Recent patterns in behavior for children and adolescents show increasing cases of depression and anxiety, with many adolescents in the U.S. reporting personal trauma as a result of losing in-person learning. Some students’ individual educational plans were terribly affected, and of course sports and other extracurricular activities also stopped suddenly, so children’s physical activity levels were drastically reduced, with young people losing important socializing opportunities. Whether brought about by the suddenness of the shift or that school was their only truly safe place, many children have experienced a loss of safety and continuity that came with the structures that they had in place before 2020.
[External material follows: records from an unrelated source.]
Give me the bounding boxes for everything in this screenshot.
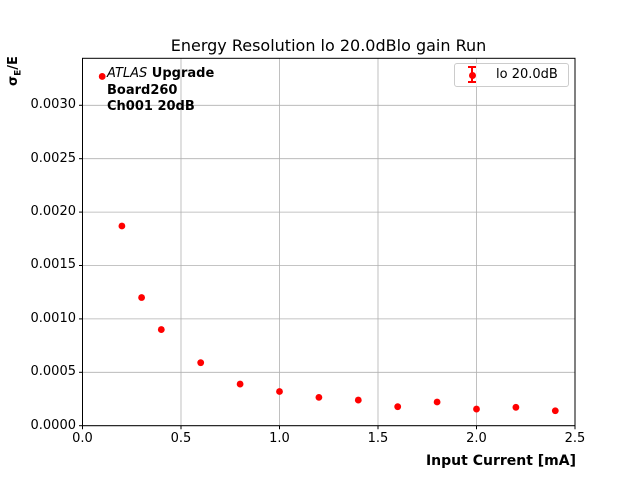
x-tick-label: 0.0 [72, 431, 93, 446]
data-point [315, 393, 323, 401]
errorbar-dot [468, 71, 476, 79]
data-point [551, 407, 559, 415]
legend: lo 20.0dB [454, 63, 569, 87]
y-axis-label-sub: E [13, 69, 24, 76]
data-point [394, 403, 402, 411]
annotation-block: ATLAS Upgrade Board260 Ch001 20dB [107, 66, 214, 116]
y-tick-label: 0.0000 [30, 417, 77, 433]
x-tick-label: 1.5 [367, 431, 389, 446]
y-tick-label: 0.0015 [30, 257, 77, 273]
data-point [276, 388, 283, 395]
axes-spines [82, 57, 576, 427]
x-tick-label: 0.5 [170, 431, 192, 446]
data-point [433, 398, 441, 406]
annotation-line-2: Board260 [107, 82, 178, 98]
errorbar-bottom-cap [468, 81, 476, 83]
y-axis-label-base: σ [6, 75, 21, 86]
x-tick-label: 2.5 [564, 431, 586, 446]
legend-entry-label: lo 20.0dB [496, 67, 558, 82]
y-tick-label: 0.0030 [30, 97, 77, 113]
annotation-line-3: Ch001 20dB [107, 99, 195, 114]
y-tick-label: 0.0020 [30, 204, 77, 220]
data-point [118, 222, 126, 230]
y-tick-label: 0.0010 [30, 310, 77, 326]
data-point [512, 403, 520, 411]
data-point [157, 326, 165, 333]
x-tick-label: 2.0 [466, 431, 487, 446]
data-point [98, 73, 106, 80]
data-point [473, 405, 480, 413]
y-tick-label: 0.0025 [30, 150, 77, 166]
data-point [236, 380, 244, 388]
annotation-line-1: ATLAS Upgrade [107, 66, 214, 83]
data-point [197, 359, 205, 367]
x-axis-label: Input Current [mA] [425, 453, 576, 469]
data-point [138, 294, 146, 301]
annotation-experiment: ATLAS [107, 66, 148, 81]
legend-errorbar-marker-icon [455, 64, 489, 86]
annotation-experiment-suffix: Upgrade [147, 66, 215, 81]
y-axis-label-rest: /E [6, 56, 21, 70]
y-tick-label: 0.0005 [30, 364, 77, 380]
chart-title: Energy Resolution lo 20.0dBlo gain Run [170, 36, 487, 55]
data-point [354, 396, 362, 404]
x-tick-label: 1.0 [269, 431, 290, 446]
y-axis-label: σE/E [6, 22, 24, 86]
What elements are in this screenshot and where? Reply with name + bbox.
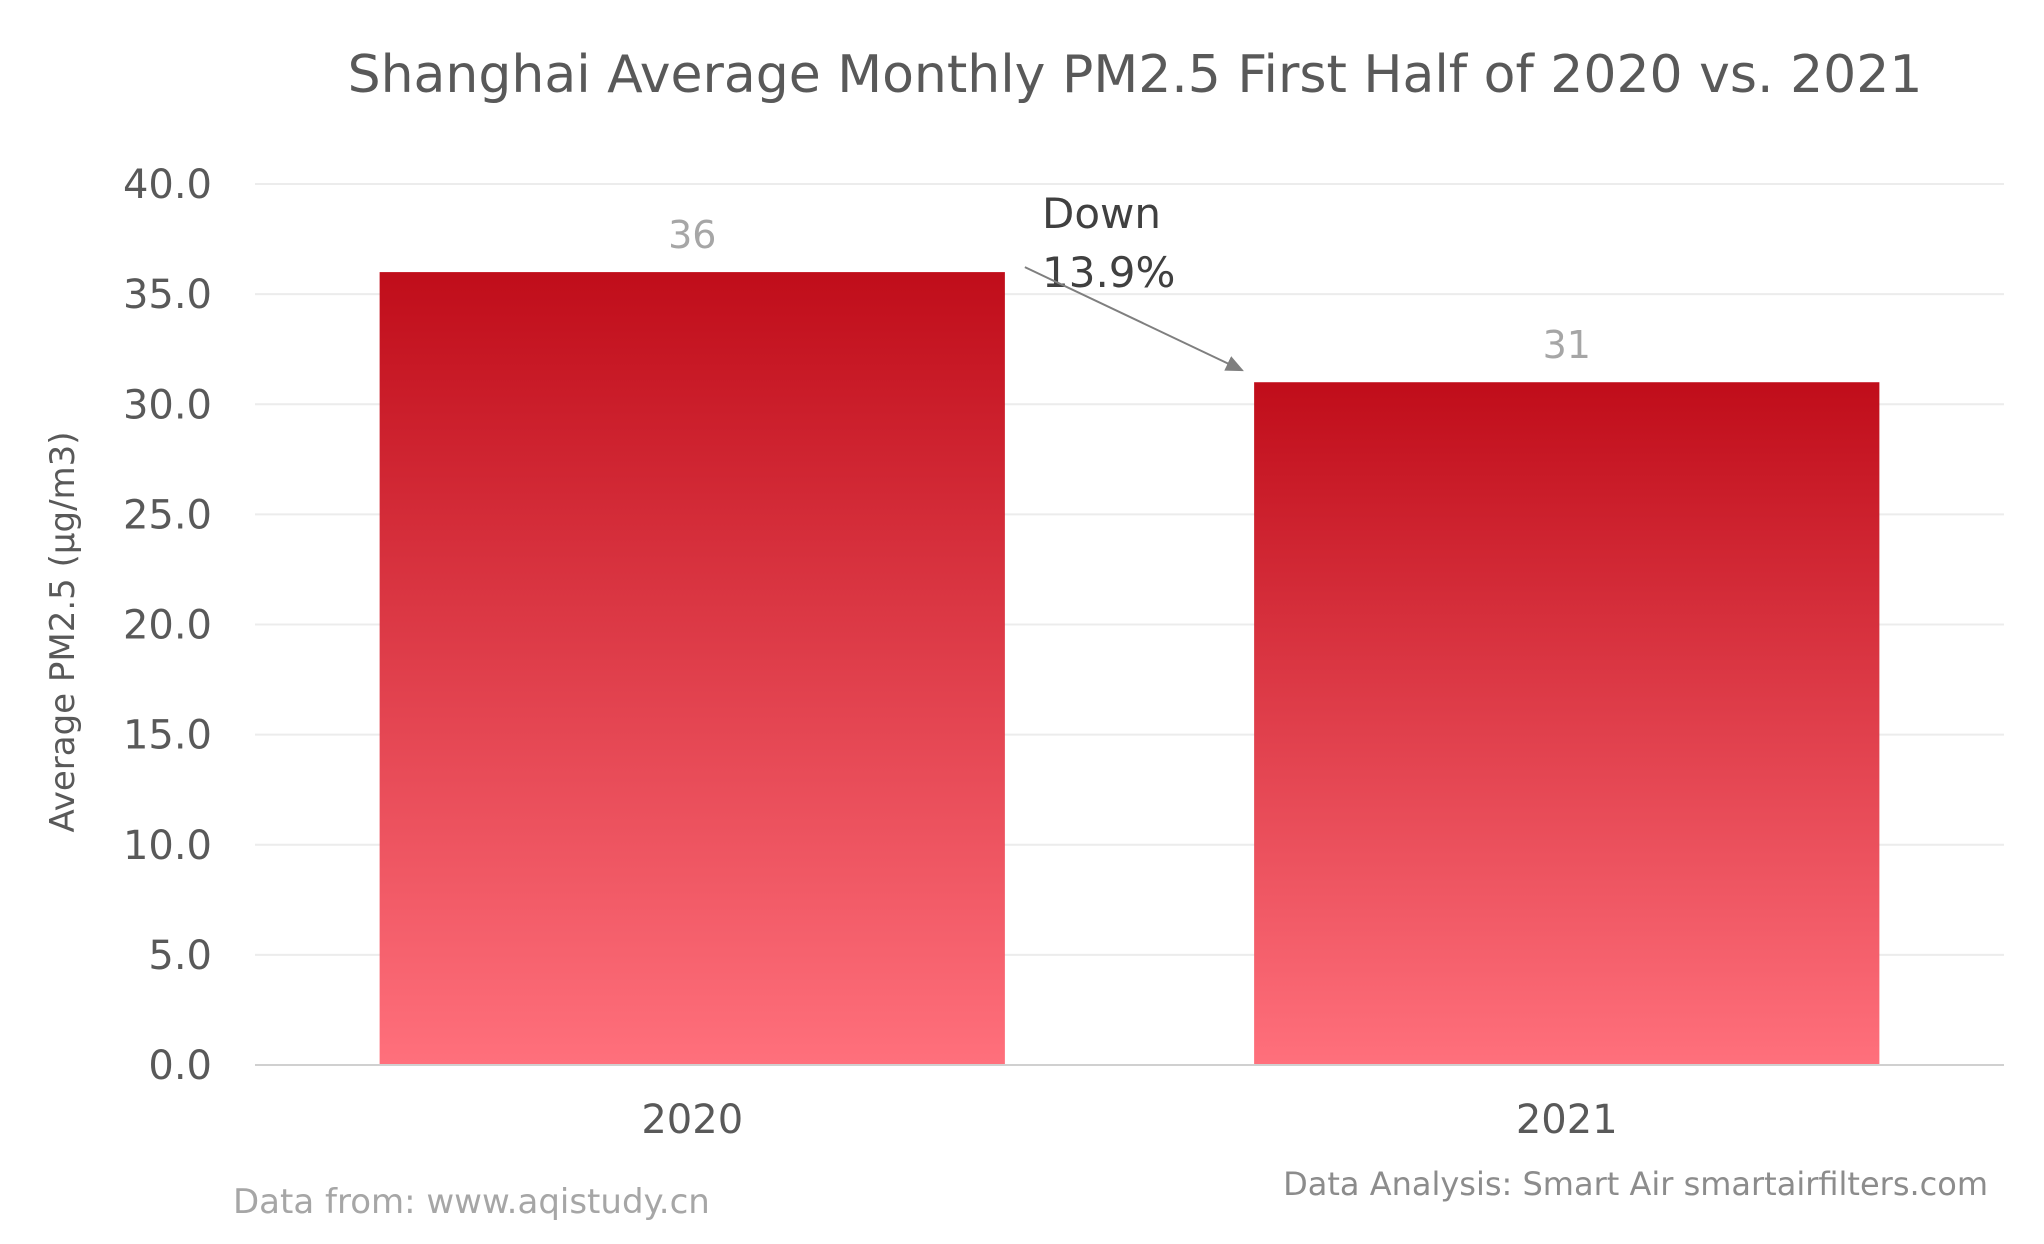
y-tick-label: 25.0 xyxy=(123,492,212,538)
data-labels: 36 31 xyxy=(668,213,1591,367)
annotation-line1: Down xyxy=(1042,189,1161,238)
chart-title: Shanghai Average Monthly PM2.5 First Hal… xyxy=(348,45,1923,105)
y-axis-ticks: 0.0 5.0 10.0 15.0 20.0 25.0 30.0 35.0 40.0 xyxy=(123,162,212,1089)
y-tick-label: 40.0 xyxy=(123,162,212,208)
credit-note: Data Analysis: Smart Air smartairfilters… xyxy=(1283,1165,1988,1203)
annotation-arrow xyxy=(1024,266,1244,372)
annotation-line2: 13.9% xyxy=(1042,248,1175,297)
bar-2020 xyxy=(379,272,1005,1066)
y-axis-label: Average PM2.5 (μg/m3) xyxy=(43,431,83,832)
bar-2021 xyxy=(1254,382,1880,1066)
x-axis-ticks: 2020 2021 xyxy=(641,1097,1617,1143)
x-tick-label-2020: 2020 xyxy=(641,1097,743,1143)
y-tick-label: 10.0 xyxy=(123,823,212,869)
y-tick-label: 30.0 xyxy=(123,382,212,428)
y-tick-label: 15.0 xyxy=(123,713,212,759)
y-tick-label: 20.0 xyxy=(123,603,212,649)
y-tick-label: 5.0 xyxy=(148,933,212,979)
data-label-2021: 31 xyxy=(1543,323,1591,367)
x-tick-label-2021: 2021 xyxy=(1516,1097,1618,1143)
y-tick-label: 35.0 xyxy=(123,272,212,318)
y-tick-label: 0.0 xyxy=(148,1043,212,1089)
bars xyxy=(379,272,1880,1066)
source-note: Data from: www.aqistudy.cn xyxy=(233,1182,710,1222)
data-label-2020: 36 xyxy=(668,213,716,257)
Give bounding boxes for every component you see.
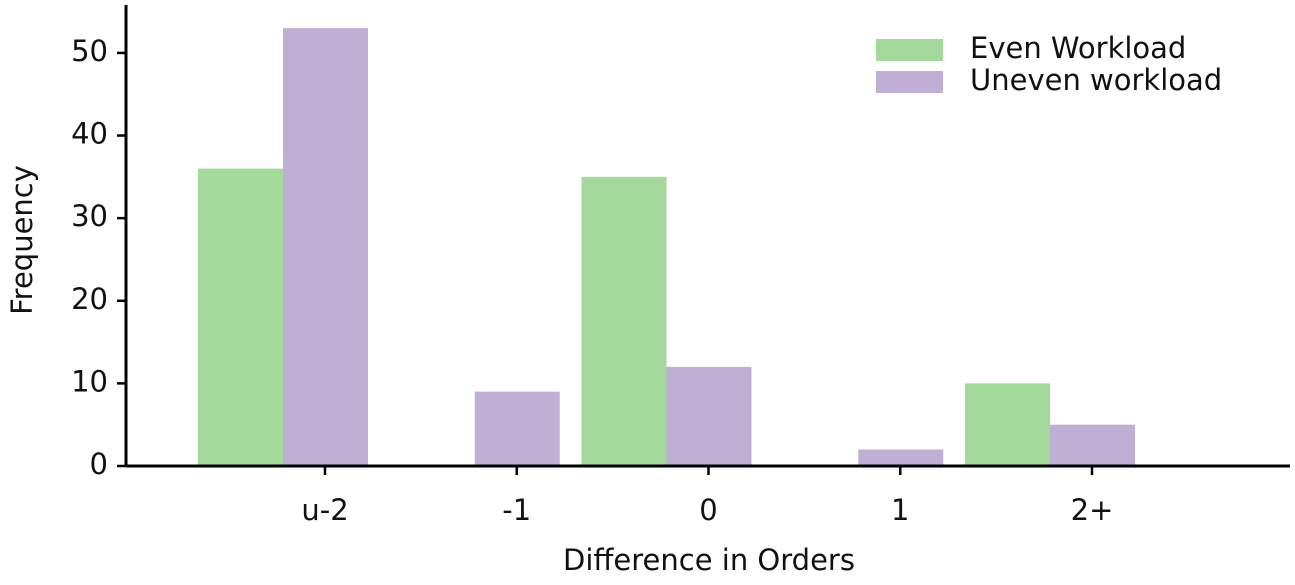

These sudden changes quickly led pediatricians to report increases in adverse diagnoses in our young people: sleep disorders skyrocketed, in particular, which doctors attributed to the loss of routine, as well as excessive screentime in children at earlier ages than in pre-COVID times. Our devices did often create an escape from this new, more harsh reality for many children, and for many adults too, as they became a pale substitute for much of their authentic human interactions.
The drastic changes in our students’ schooling and many adults’ news ways of work, and in how we all consumed our entertainment, created a waterfall of unintended consequences. Many of us have attempted to self-medicate with alcohol and drug use to manage our stress, anxiety and even the depression that we feel, but this is, of course, fraught with its own many pitfalls.
The ultimate impact of all this is yet unknown; however, what we do know is that our mental health has been disrupted.
Where do we go from here? Let’s go back to where we started – our children. As parents or grandparents, we must recognize that our children are the primary and most essential link to a productive and relatively happy future in society, and they are worth our time and care as much or more than anything else.
While some of us parents are experiencing our own pains associated with changes in the workplace and society at large, we must keep a check on our own health and wellbeing. It is easy and a normal reaction to get lost in times of crises, so listen to your body. When we minimize or deny ourselves the time for our mental health, our body lets us know. As the flight attendant reminds us, “In the event of an emergency, put your own oxygen mask on first.”
Protect your time. Do not fall for the belief that you do not have time for self-care, but rather protect it and make it sacred. Define your self-care so you can organize your time and resources to make it happen. Connection to yourself and to our loved ones is key to recovery.
Take advantage of health and wellbeing services or products available to you: when we are physically and mentally aligned and well, we can make more sound decisions and practice better emotional intelligence. We also gain deeper insight into behaviors that foster supportive, creative and safe environments for our friends, family, co-workers, and most importantly for our children and young adults.
Find positive outlets for your energy … reconnect with family and friends … and most importantly, reconnect with yourself. When you take care of you, then you can be equipped to better take care of others.